Il ponctuait cette année-là le début des grandes vacances et je découvrais émerveillée ce drôle de petit bonhomme venu d’ailleurs qui faisait connaissance à sa façon avec le monde.
Ma première lecture fut rapide et peut-être un peu distraite. Mais je retenais le mot « apprivoiser » qui me paraissait être une promesse de bonheur, une sorte de mode d’emploi de la vie qui donnait des couleurs et un sens à toute chose.
D’emblée, c’était le renard que j’aimais le plus.

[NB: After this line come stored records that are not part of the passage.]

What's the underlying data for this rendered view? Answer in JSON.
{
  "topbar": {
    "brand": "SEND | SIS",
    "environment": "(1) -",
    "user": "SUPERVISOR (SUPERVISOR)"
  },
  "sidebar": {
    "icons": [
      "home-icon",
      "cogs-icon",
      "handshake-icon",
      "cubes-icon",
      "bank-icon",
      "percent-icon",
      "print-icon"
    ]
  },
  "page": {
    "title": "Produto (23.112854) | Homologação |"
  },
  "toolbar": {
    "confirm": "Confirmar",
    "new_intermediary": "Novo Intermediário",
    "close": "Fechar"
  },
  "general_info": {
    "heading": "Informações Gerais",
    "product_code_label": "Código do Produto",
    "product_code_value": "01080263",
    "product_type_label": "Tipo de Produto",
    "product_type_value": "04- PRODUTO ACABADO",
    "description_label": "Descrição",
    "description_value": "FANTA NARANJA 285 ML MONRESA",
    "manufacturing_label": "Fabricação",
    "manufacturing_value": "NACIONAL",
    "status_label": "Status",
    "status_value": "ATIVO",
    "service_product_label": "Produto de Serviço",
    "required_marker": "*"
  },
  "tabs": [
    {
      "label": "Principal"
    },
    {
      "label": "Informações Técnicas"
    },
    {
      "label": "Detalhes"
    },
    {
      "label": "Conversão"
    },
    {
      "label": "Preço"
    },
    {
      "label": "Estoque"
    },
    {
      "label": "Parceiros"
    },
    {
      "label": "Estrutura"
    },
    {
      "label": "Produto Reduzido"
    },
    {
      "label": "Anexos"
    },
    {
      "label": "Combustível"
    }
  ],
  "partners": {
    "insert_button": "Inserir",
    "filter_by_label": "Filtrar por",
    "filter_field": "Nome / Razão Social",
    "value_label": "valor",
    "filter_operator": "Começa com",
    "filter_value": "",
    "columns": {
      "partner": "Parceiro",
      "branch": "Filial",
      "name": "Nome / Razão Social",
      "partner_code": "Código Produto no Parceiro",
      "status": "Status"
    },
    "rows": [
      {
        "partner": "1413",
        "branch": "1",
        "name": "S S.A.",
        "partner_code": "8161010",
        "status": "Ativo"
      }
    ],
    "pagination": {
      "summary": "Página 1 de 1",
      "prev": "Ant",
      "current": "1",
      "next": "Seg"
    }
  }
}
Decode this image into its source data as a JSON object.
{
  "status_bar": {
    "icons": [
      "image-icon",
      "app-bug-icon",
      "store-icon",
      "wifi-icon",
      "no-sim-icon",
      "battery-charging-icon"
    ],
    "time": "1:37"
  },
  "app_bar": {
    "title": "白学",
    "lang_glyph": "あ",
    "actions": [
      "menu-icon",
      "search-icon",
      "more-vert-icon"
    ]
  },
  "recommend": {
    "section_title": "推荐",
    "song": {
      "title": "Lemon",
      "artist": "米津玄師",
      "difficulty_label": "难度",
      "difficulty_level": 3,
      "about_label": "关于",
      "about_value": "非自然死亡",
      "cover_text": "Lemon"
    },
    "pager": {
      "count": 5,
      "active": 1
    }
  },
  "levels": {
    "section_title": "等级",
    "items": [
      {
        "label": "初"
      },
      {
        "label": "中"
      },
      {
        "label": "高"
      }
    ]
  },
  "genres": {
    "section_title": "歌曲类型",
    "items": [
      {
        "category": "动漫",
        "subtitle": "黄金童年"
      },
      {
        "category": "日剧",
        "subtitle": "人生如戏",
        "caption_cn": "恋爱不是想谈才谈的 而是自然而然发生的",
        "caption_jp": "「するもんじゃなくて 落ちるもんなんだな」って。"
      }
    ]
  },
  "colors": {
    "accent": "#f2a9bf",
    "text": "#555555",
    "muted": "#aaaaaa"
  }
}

La rose délicate me semblait capricieuse, mais sa délicatesse toute féminine, et j’appris à mieux regarder les couchers de soleil.
Ce premier exemplaire a accompagné toute mon adolescence, dans les différentes escales imposées par la guerre au Liban ; sorte de bouclier contre la folie des grands. J’y retournais souvent également durant les nuits de garde lors de mes études de médecine… Comme un ami qu’on retrouve  alors que beaucoup se sont éparpillés aux quatre coins du monde.
Grâce à lui, j’ai pris le temps de « trouver des sources dans les déserts les plus arides » ; de regarder les étoiles différemment… J’y retourne lors des tristesses inéluctables de la vie, pour me dire que sur d’autres planètes, tout est peut-être possible.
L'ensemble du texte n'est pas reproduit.